Corticobasal degeneration is a rare progressive neurodegenerative disorder commonly diagnosed on the basis of asymmetric, non-levodopa responsive parkinsonism, often accompanied by apraxia, dystonia, and myoclonus, as well as cognitive dysfunction, and is considered to be one of the "Parkinson's-Plus" syndromes. Unfortunately it often is mistaken for Parkinson's disease and other neurodegenerative disorders early in its course, leading to difficulties achieving optimal care in the clinic. Cognitive deficits have been well-described previously.1 Here, however, the authors expand our understanding of CBD cognitive features, propose a preliminary set of subgroups that may aid in recognition in the clinic, and examine correlations with objective neuroimaging measures.

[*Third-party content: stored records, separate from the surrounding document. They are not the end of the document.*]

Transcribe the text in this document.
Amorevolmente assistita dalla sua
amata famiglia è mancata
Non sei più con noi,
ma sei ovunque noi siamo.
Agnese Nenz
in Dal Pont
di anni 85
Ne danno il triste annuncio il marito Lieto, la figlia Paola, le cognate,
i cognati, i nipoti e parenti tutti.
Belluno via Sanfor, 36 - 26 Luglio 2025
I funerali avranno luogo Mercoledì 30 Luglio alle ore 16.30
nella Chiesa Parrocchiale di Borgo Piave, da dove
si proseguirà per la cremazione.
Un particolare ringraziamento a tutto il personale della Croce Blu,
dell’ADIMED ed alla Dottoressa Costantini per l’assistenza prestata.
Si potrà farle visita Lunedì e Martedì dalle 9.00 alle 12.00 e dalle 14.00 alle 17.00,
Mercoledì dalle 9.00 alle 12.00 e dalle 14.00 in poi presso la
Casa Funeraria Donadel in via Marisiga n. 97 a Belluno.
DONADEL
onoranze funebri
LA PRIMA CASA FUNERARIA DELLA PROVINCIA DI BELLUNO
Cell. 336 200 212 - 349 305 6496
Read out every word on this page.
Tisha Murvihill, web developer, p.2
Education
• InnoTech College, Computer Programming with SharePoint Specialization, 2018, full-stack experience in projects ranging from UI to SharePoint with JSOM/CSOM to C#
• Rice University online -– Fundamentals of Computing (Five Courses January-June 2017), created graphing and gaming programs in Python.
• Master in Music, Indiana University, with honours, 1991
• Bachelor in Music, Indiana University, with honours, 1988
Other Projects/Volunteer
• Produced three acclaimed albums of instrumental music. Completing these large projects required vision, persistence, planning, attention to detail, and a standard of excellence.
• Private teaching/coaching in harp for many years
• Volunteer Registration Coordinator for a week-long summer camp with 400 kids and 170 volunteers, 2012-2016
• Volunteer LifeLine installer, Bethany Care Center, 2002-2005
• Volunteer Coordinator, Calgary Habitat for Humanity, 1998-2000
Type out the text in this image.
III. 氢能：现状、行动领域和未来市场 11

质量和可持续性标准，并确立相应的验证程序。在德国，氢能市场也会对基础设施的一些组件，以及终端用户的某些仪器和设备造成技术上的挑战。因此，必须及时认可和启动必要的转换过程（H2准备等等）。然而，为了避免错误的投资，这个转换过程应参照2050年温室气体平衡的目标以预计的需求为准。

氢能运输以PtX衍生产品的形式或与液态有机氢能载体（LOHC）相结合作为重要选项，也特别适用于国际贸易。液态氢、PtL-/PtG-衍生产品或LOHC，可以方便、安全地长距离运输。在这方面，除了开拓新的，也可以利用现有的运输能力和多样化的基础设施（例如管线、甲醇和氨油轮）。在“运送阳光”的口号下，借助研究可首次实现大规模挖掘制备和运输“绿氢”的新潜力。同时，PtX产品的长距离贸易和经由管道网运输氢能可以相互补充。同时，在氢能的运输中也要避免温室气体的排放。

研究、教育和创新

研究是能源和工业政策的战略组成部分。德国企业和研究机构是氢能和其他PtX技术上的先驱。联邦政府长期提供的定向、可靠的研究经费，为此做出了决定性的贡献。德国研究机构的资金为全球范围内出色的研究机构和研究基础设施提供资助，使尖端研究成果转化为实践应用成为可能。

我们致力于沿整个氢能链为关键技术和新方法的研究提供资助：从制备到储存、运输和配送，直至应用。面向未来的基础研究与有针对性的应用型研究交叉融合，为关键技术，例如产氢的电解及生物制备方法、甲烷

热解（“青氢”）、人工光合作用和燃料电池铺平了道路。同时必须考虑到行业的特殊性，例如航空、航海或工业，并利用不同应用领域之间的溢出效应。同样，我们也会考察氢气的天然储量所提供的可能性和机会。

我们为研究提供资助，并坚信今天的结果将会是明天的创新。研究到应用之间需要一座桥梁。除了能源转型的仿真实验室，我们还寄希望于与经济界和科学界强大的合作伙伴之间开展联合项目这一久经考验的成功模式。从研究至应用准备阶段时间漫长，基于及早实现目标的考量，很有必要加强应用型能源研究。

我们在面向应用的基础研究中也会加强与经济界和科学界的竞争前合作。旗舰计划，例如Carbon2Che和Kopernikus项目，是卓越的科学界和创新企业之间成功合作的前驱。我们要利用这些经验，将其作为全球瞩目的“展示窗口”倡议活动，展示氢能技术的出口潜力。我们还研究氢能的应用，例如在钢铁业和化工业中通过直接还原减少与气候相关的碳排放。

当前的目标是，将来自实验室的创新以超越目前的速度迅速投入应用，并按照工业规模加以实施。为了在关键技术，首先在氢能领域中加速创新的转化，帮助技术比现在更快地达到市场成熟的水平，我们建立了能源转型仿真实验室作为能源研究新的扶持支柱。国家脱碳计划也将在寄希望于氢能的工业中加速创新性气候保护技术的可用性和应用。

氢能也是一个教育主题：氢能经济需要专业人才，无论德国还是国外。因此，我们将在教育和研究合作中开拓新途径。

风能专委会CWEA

Although some referral bias might be present in this academic dementia center, the authors clearly demonstrate that current CBS clinical criteria have unsatisfactory sensitivity and specificity. It therefore remains the case that many individuals with CBD are misdiagnosed, leading to erroneous counseling, and exposure to the risk of medications that have no proven benefit in CBD. In the clinical arena, the clinical descriptions in this publication therefore may aid in earlier and more accurate diagnosis by raising awareness of these varied (although frontal-predominant) cognitive presentations. In the research arena, one question is whether neuroimaging could have an impact as a diagnostic marker and/or surrogate marker of disease progression. Lack of either currently remains a challenge in clinical trial design. The present study certainly suggests (although does not examine specifically) that MRI data may provide pointers to diagnosis, and it would be fascinating to have long-term data examining performance as a potential biomarker of progression. Finally, should we be lumping or splitting care for our patients with CBD? Many of the "misdiagnoses" are tau-opathies (FTLD, PSP). Some have long-argued that these are variations of a common disease process. Splitting helps dissect the enormous complexity of the disease process itself, and also aids us in the current era of symptom-based interventions for patient management. However, as new treatments become available based upon etiopathogenesis, future treatments conceivably could address tau-opathies as a whole and this may change our way of thinking about these disorders.

Reference

1. Kertesz A, McMonagle P. Behavior and cognition in corticobasal degeneration and progressive supranuclear palsy. J Neurol Sci 2010;289:138-143.